PM Belanda Mark Rutte Pilih Pensiun dari Politik Pasca Mengundurkan Diri

Pada Jumat (7/7) malam, PM Mark Rutte mengumumkan bahwa pemerintahan koalisinya yang terdiri dari empat partai telah bubar karena isu suaka dan perbedaan yang tidak dapat dijembatani.

oleh Teddy Tri Setio Berty diperbarui 11 Jul 2023, 08:08 WIB
PM Belanda Mark Rutte menyampaikan sambutan saat melakukan kunjungan kerja ke Kompleks Parlemen, Jakarta Rabu (23/11). Kunjungan itu untuk mengadakan pertemuan bilateral guna membahas sejumlah agenda kerja sama RI-Belanda (Liputan6.com/Johan Tallo)

Liputan6.com, Amsterdam - Perdana Menteri (PM) Belanda Mark Rutte mengumumkan pengunduran dirinya dari politik pasca pemerintahan koalisinya runtuh menyusul pertikaian tentang imigrasi.

Keputusannya itu berarti akhir dari kekuasaan selama lebih dari 13 tahun bagi pemimpin konservatif yang kadang-kadang disebut "Teflon Mark" karena sejumlah skandal yang melanda empat pemerintahannya tidak berhasil menjatuhkannya.

Pemimpin pemerintahan terlama di Belanda itu mengatakan dalam debat darurat parlemen pada Senin (10/7/2023) pagi bahwa dia tidak akan memimpin Partai Rakyat untuk Kebebasan dan Demokrasi (VVD) dalam pemilu yang diharapkan berlangsung pada November. Sebaliknya, dia akan meninggalkan politik.

"Dalam beberapa hari terakhir, orang berspekulasi tentang apa yang memotivasi saya, dan satu-satunya jawaban adalah: Belanda... Kemarin pagi saya mengambil keputusan bahwa saya tidak akan lagi memimpin VVD. Ketika pemerintahan baru mengambil alih, saya akan meninggalkan politik," ujar PM Rutte seperti dilansir The Guardian, Selasa (11/7/2023).

Pada Jumat (7/7) malam, Rutte mengumumkan bahwa pemerintahan koalisinya yang terdiri dari empat partai telah bubar karena isu suaka dan perbedaan yang tidak dapat dijembatani.

Imigrasi telah menjadi salah satu isu yang paling diperdebatkan di Belanda sejak Musim Gugur lalu, di mana terdapat antrean panjang di pusat pendaftaran suaka di Ter Apel hingga mengakibatkan seorang bayi meninggal.

Pemerintah koalisi runtuh karena rencana PM Rutte memperketat pembatasan penyatuan kembali keluarga pencari suaka, dalam upaya membatasi jumlah atau kedatangan setelah skandal kepadatan.

2 dari 2 halaman

Tidak Dapat Diprediksi

Presiden Joko Widodo atau Jokowi (kanan) berbincang dengan PM Belanda Mark Rutte (kiri) sebelum pertemuan di Istana Bogor, Jawa Barat, Senin (7/10/19).
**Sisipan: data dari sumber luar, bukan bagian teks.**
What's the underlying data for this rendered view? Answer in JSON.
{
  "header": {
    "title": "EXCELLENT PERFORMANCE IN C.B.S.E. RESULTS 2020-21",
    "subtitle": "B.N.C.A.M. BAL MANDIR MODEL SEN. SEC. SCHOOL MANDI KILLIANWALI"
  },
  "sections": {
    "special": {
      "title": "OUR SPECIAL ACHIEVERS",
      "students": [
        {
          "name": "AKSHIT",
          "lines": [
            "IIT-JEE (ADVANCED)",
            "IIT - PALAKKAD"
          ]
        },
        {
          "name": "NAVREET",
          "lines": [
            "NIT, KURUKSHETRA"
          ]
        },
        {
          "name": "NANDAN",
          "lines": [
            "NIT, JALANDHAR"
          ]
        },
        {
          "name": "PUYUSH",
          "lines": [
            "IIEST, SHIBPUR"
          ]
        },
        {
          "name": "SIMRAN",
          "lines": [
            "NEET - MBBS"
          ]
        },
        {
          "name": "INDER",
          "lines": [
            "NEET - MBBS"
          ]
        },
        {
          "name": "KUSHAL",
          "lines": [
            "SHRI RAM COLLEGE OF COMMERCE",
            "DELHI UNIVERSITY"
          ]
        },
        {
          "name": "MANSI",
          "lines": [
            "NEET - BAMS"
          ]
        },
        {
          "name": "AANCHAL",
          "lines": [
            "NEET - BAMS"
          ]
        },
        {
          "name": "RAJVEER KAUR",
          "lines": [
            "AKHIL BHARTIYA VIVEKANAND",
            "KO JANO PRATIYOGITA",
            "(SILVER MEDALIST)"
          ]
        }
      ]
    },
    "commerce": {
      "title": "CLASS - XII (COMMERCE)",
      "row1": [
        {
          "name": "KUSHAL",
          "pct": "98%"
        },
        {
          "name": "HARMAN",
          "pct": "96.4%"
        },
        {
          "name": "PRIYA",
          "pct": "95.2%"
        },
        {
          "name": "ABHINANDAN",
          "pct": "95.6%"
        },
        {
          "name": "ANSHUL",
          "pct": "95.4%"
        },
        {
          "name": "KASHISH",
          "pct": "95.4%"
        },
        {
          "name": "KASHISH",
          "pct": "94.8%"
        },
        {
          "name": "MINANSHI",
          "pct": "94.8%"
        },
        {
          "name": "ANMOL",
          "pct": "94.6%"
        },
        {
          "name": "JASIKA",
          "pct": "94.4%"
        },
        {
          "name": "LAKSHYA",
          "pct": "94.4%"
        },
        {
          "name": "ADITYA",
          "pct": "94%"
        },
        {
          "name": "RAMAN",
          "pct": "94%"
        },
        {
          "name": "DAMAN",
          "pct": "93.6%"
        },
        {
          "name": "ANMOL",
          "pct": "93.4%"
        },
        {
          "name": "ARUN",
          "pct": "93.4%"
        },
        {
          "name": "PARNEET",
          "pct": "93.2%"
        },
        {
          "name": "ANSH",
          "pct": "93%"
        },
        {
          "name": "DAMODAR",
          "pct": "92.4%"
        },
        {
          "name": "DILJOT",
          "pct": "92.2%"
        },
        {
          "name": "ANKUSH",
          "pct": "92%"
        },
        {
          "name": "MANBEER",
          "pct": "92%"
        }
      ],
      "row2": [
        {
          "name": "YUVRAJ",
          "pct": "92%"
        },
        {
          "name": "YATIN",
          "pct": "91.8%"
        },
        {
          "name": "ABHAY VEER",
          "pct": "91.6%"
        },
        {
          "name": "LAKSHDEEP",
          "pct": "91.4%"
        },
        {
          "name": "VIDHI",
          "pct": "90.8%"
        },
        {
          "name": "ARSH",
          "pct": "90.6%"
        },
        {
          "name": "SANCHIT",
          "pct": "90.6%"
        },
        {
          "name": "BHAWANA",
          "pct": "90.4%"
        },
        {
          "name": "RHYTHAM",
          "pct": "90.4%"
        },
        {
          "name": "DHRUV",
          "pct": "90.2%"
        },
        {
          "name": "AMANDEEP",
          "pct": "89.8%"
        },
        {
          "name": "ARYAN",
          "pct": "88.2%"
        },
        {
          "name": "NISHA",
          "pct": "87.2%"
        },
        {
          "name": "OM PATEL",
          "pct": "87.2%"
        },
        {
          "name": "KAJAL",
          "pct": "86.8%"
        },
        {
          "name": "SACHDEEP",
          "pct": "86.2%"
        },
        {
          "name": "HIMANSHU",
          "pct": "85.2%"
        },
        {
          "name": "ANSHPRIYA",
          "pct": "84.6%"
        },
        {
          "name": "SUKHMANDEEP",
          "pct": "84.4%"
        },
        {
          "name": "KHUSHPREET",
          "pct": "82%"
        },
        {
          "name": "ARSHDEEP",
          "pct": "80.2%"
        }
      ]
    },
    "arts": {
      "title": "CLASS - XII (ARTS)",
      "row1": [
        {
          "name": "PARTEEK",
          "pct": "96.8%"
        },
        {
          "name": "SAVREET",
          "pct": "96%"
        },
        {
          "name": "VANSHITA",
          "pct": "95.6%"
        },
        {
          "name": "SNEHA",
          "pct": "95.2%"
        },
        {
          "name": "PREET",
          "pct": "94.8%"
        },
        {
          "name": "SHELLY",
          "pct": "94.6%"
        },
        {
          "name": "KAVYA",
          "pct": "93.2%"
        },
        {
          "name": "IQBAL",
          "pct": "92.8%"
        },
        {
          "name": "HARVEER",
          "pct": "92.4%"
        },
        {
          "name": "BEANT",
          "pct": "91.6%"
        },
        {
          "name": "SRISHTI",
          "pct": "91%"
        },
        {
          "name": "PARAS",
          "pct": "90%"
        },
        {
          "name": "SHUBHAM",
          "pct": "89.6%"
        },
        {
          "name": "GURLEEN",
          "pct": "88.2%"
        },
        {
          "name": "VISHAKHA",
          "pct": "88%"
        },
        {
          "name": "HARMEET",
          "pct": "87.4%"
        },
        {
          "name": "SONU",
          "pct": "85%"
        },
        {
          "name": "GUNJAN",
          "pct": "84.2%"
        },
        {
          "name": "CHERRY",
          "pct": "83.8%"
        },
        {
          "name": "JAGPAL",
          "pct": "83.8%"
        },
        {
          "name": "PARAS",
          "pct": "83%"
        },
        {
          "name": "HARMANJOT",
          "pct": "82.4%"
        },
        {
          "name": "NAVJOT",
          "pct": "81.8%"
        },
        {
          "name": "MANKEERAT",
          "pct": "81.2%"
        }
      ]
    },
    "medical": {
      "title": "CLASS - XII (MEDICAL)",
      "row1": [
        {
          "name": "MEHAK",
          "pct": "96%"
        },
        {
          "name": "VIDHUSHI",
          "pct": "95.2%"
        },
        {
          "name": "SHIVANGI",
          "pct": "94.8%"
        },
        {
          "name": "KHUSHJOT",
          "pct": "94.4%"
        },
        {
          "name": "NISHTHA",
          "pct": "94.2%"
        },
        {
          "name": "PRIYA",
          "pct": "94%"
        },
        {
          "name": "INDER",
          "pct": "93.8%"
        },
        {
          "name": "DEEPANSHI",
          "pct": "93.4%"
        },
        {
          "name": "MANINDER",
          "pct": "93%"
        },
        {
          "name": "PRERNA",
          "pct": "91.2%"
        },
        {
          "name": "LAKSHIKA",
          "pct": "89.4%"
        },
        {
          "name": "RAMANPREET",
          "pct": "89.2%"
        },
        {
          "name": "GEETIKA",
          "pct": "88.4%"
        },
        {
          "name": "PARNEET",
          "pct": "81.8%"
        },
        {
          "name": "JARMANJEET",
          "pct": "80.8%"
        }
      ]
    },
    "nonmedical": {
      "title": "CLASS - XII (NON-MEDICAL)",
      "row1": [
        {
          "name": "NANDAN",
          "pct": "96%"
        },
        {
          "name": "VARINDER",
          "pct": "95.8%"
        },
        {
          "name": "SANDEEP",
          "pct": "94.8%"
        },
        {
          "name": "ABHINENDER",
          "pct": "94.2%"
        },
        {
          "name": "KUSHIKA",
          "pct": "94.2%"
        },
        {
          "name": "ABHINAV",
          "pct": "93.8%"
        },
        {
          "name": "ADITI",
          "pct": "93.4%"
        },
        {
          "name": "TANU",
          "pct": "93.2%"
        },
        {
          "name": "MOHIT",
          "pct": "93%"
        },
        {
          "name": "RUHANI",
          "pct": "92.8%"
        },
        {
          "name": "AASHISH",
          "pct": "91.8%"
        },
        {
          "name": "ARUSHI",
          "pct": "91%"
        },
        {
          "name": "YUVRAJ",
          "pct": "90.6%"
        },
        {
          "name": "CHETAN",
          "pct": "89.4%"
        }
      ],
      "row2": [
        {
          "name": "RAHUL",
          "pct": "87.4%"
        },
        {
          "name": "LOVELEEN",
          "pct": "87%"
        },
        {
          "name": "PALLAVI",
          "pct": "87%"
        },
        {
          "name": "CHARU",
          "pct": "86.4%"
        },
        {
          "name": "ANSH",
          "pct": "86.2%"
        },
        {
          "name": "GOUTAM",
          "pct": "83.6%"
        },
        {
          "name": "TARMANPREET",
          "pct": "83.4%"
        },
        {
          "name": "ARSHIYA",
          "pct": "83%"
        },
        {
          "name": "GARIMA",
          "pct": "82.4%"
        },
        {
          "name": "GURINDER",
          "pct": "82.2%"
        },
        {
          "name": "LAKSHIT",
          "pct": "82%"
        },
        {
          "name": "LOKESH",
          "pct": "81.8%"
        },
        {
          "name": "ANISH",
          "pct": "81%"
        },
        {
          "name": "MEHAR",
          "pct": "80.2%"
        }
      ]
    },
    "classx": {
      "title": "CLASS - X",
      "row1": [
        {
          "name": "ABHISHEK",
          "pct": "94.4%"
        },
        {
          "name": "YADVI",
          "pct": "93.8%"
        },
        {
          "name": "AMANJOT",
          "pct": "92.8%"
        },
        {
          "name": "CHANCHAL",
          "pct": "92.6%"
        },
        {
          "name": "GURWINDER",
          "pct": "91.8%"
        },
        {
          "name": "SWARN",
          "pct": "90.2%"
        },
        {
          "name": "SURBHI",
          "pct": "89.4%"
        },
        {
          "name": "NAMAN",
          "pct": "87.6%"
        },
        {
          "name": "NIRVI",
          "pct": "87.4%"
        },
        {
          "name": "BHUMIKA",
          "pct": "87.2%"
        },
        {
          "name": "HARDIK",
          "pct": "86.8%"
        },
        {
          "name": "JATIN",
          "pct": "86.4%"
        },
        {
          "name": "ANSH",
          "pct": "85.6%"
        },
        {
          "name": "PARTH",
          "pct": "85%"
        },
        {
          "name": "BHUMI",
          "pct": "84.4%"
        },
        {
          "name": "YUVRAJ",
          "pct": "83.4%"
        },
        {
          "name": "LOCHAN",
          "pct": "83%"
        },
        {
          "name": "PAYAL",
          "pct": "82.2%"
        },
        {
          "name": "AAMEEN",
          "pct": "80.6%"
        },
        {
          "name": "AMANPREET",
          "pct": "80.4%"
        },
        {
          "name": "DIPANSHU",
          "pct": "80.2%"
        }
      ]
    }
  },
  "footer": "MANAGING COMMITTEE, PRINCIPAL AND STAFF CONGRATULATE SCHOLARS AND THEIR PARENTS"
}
Pertemuan itu membahas kerja sama strategis antara Indonesia dan Belanda kedepan berdasarkan prinsip kemitraan komprehensif. (AP/Dita Alangkara)

Setelah pengunduran diri pemerintahan Rutte, Partai untuk Kebebasan yang anti-imigrasi dan berhaluan kanan pimpinan Geert Wilders mulai berkampanye. Demikian pula dengan Gerakan Petani-Warga Negara (BBB) pimpinan Caroline van der Plas, yang memenangkan pilkada pada Maret.

Pada akhir pekan, GreenLeft dan Partai Buruh mengatakan bahwa mereka akan meminta anggotanya untuk membentuk koalisi sayap kiri menjelang pemilu.

Sementara itu, anggota parlemen saat ini akan tetap di tempat sampai pemilu dengan catatan mereka tidak dapat mengambil keputusan tentang isu-isu kontroversial seperti pembangunan rumah, polusi, krisis biaya hidup, dan suaka.

Hasil pemilu tidak dapat diprediksi mengingat sistem multipartai Belanda yang terfragmentasi, terlebih kepercayaan pada pemerintah disebut berada pada titik terendah dalam sejarah.